Keiner freut sich mehr über den deutschen Atomausstieg als Wladimir Putin. Schon jetzt ist Deutschland abhängiger von Russlands Energielieferungen denn je. Falls es nicht gelingt, die Atomkraft bis 2020 komplett durch Sparen und regenerative Energien zu ersetzen – woran sich zweifeln lässt –, wird diese Abhängigkeit noch größer. Früher drohte Moskau mit Raketen, heute hat es seine Rohstoffe. Ganz grob gesagt, lässt sich daher das Verhältnis der deutschen Parteien zu Russland, Putin und Gasprom auf einen Nenner bringen: Wer unbedingt am Atomausstieg festhalten will, wie Grüne, SPD und Linkspartei, ist beim Thema Menschenrechte eher kleinlaut. Wer die Laufzeiten für Kernkraftwerke verlängern, eventuell sogar neue bauen lassen will, wie Union und FDP, hat dagegen weniger Skrupel, in Richtung Moskau deutliche Worte zu formulieren.

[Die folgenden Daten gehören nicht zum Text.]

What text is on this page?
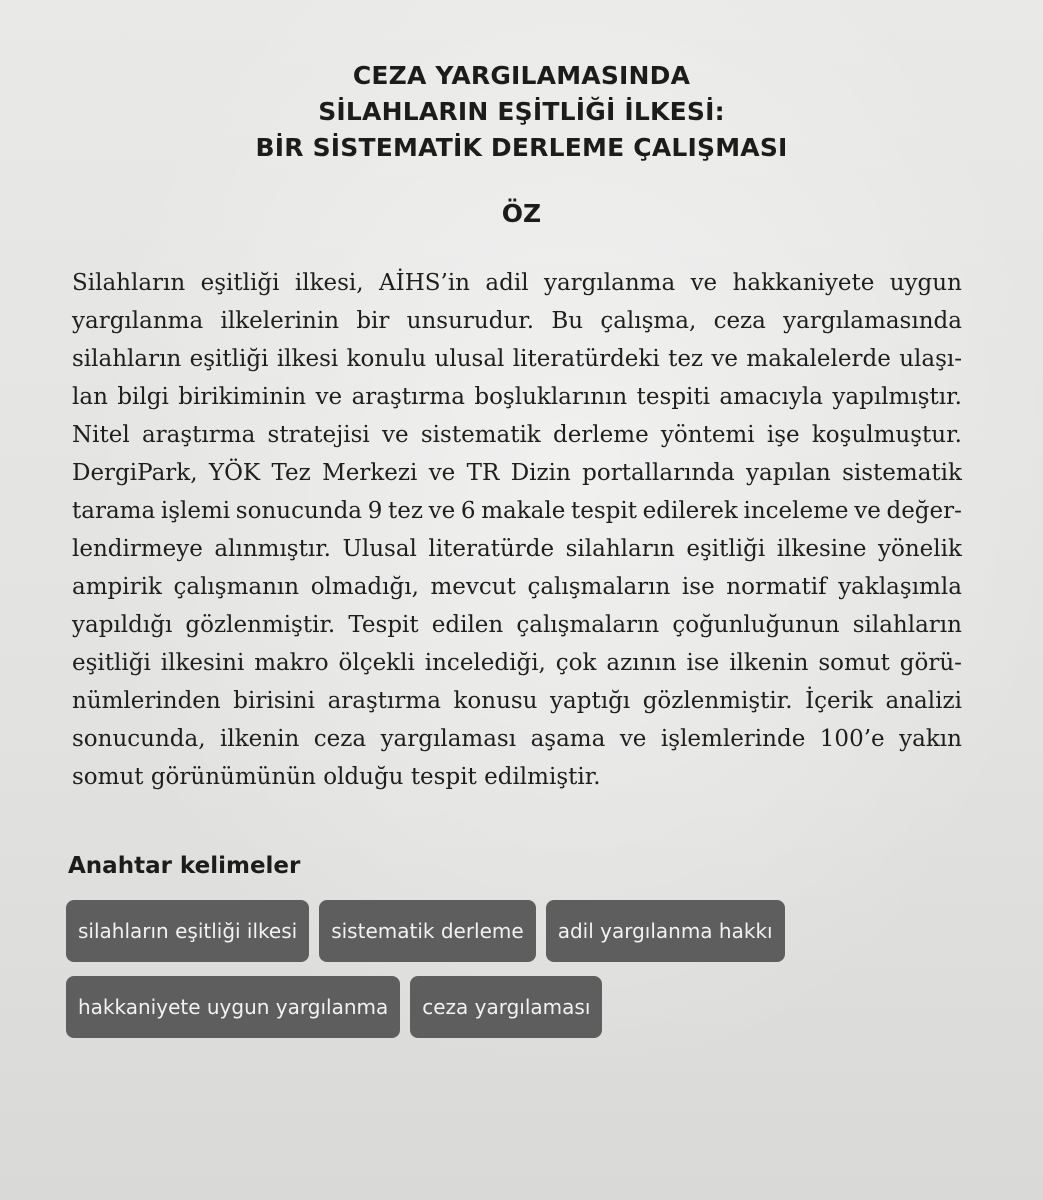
CEZA YARGILAMASINDA
SİLAHLARIN EŞİTLİĞİ İLKESİ:
BİR SİSTEMATİK DERLEME ÇALIŞMASI
ÖZ
Silahların eşitliği ilkesi, AİHS’in adil yargılanma ve hakkaniyete uygun
yargılanma ilkelerinin bir unsurudur. Bu çalışma, ceza yargılamasında
silahların eşitliği ilkesi konulu ulusal literatürdeki tez ve makalelerde ulaşı-
lan bilgi birikiminin ve araştırma boşluklarının tespiti amacıyla yapılmıştır.
Nitel araştırma stratejisi ve sistematik derleme yöntemi işe koşulmuştur.
DergiPark, YÖK Tez Merkezi ve TR Dizin portallarında yapılan sistematik
tarama işlemi sonucunda 9 tez ve 6 makale tespit edilerek inceleme ve değer-
lendirmeye alınmıştır. Ulusal literatürde silahların eşitliği ilkesine yönelik
ampirik çalışmanın olmadığı, mevcut çalışmaların ise normatif yaklaşımla
yapıldığı gözlenmiştir. Tespit edilen çalışmaların çoğunluğunun silahların
eşitliği ilkesini makro ölçekli incelediği, çok azının ise ilkenin somut görü-
nümlerinden birisini araştırma konusu yaptığı gözlenmiştir. İçerik analizi
sonucunda, ilkenin ceza yargılaması aşama ve işlemlerinde 100’e yakın
somut görünümünün olduğu tespit edilmiştir.
Anahtar kelimeler
silahların eşitliği ilkesi	sistematik derleme	adil yargılanma hakkı
hakkaniyete uygun yargılanma	ceza yargılaması
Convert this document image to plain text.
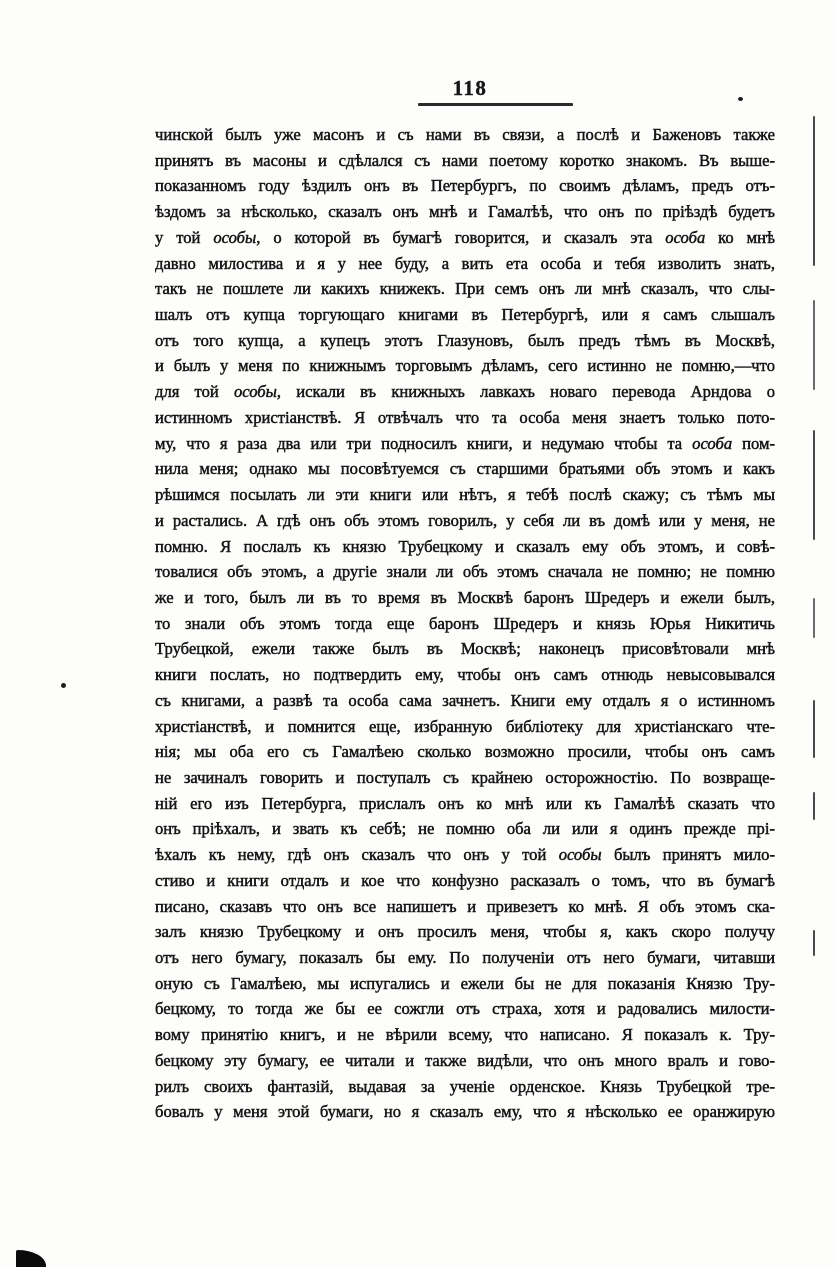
118
чинской былъ уже масонъ и съ нами въ связи, а послѣ и Баженовъ также
принятъ въ масоны и сдѣлался съ нами поетому коротко знакомъ. Въ выше-
показанномъ году ѣздилъ онъ въ Петербургъ, по своимъ дѣламъ, предъ отъ-
ѣздомъ за нѣсколько, сказалъ онъ мнѣ и Гамалѣѣ, что онъ по пріѣздѣ будетъ
у той особы, о которой въ бумагѣ говорится, и сказалъ эта особа ко мнѣ
давно милостива и я у нее буду, а вить ета особа и тебя изволить знать,
такъ не пошлете ли какихъ книжекъ. При семъ онъ ли мнѣ сказалъ, что слы-
шалъ отъ купца торгующаго книгами въ Петербургѣ, или я самъ слышалъ
отъ того купца, а купецъ этотъ Глазуновъ, былъ предъ тѣмъ въ Москвѣ,
и былъ у меня по книжнымъ торговымъ дѣламъ, сего истинно не помню,—что
для той особы, искали въ книжныхъ лавкахъ новаго перевода Арндова о
истинномъ христіанствѣ. Я отвѣчалъ что та особа меня знаетъ только пото-
му, что я раза два или три подносилъ книги, и недумаю чтобы та особа пом-
нила меня; однако мы посовѣтуемся съ старшими братьями объ этомъ и какъ
рѣшимся посылать ли эти книги или нѣтъ, я тебѣ послѣ скажу; съ тѣмъ мы
и растались. А гдѣ онъ объ этомъ говорилъ, у себя ли въ домѣ или у меня, не
помню. Я послалъ къ князю Трубецкому и сказалъ ему объ этомъ, и совѣ-
товалися объ этомъ, а другіе знали ли объ этомъ сначала не помню; не помню
же и того, былъ ли въ то время въ Москвѣ баронъ Шредеръ и ежели былъ,
то знали объ этомъ тогда еще баронъ Шредеръ и князь Юрья Никитичь
Трубецкой, ежели также былъ въ Москвѣ; наконецъ присовѣтовали мнѣ
книги послать, но подтвердить ему, чтобы онъ самъ отнюдь невысовывался
съ книгами, а развѣ та особа сама зачнетъ. Книги ему отдалъ я о истинномъ
христіанствѣ, и помнится еще, избранную библіотеку для христіанскаго чте-
нія; мы оба его съ Гамалѣею сколько возможно просили, чтобы онъ самъ
не зачиналъ говорить и поступалъ съ крайнею осторожностію. По возвраще-
ній его изъ Петербурга, прислалъ онъ ко мнѣ или къ Гамалѣѣ сказать что
онъ пріѣхалъ, и звать къ себѣ; не помню оба ли или я одинъ прежде прі-
ѣхалъ къ нему, гдѣ онъ сказалъ что онъ у той особы былъ принятъ мило-
стиво и книги отдалъ и кое что конфузно расказалъ о томъ, что въ бумагѣ
писано, сказавъ что онъ все напишетъ и привезетъ ко мнѣ. Я объ этомъ ска-
залъ князю Трубецкому и онъ просилъ меня, чтобы я, какъ скоро получу
отъ него бумагу, показалъ бы ему. По полученіи отъ него бумаги, читавши
оную съ Гамалѣею, мы испугались и ежели бы не для показанія Князю Тру-
бецкому, то тогда же бы ее сожгли отъ страха, хотя и радовались милости-
вому принятію книгъ, и не вѣрили всему, что написано. Я показалъ к. Тру-
бецкому эту бумагу, ее читали и также видѣли, что онъ много вралъ и гово-
рилъ своихъ фантазій, выдавая за ученіе орденское. Князь Трубецкой тре-
бовалъ у меня этой бумаги, но я сказалъ ему, что я нѣсколько ее оранжирую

Beim EU-Gipfel im finnischen Lahti hat Putin es erneut abgelehnt, den Europäern eine langfristig sichere Energieversorgung zu garantieren. Auch die Ratifizierung der Energie-Charta lehnte er ab. Insofern überrascht es nicht, dass unmittelbar danach sowohl die Kanzlerin als auch der Wirtschaftsminister ein offensives Bekenntnis zur Atomkraft abgaben. „Ich halte es für falsch, dass wir Kernkraftwerke abschalten, nur weil es so vereinbart ist“, sagte Angela Merkel. Und Michael Glos kritisierte den Ausstieg gar als „Riesendummheit“.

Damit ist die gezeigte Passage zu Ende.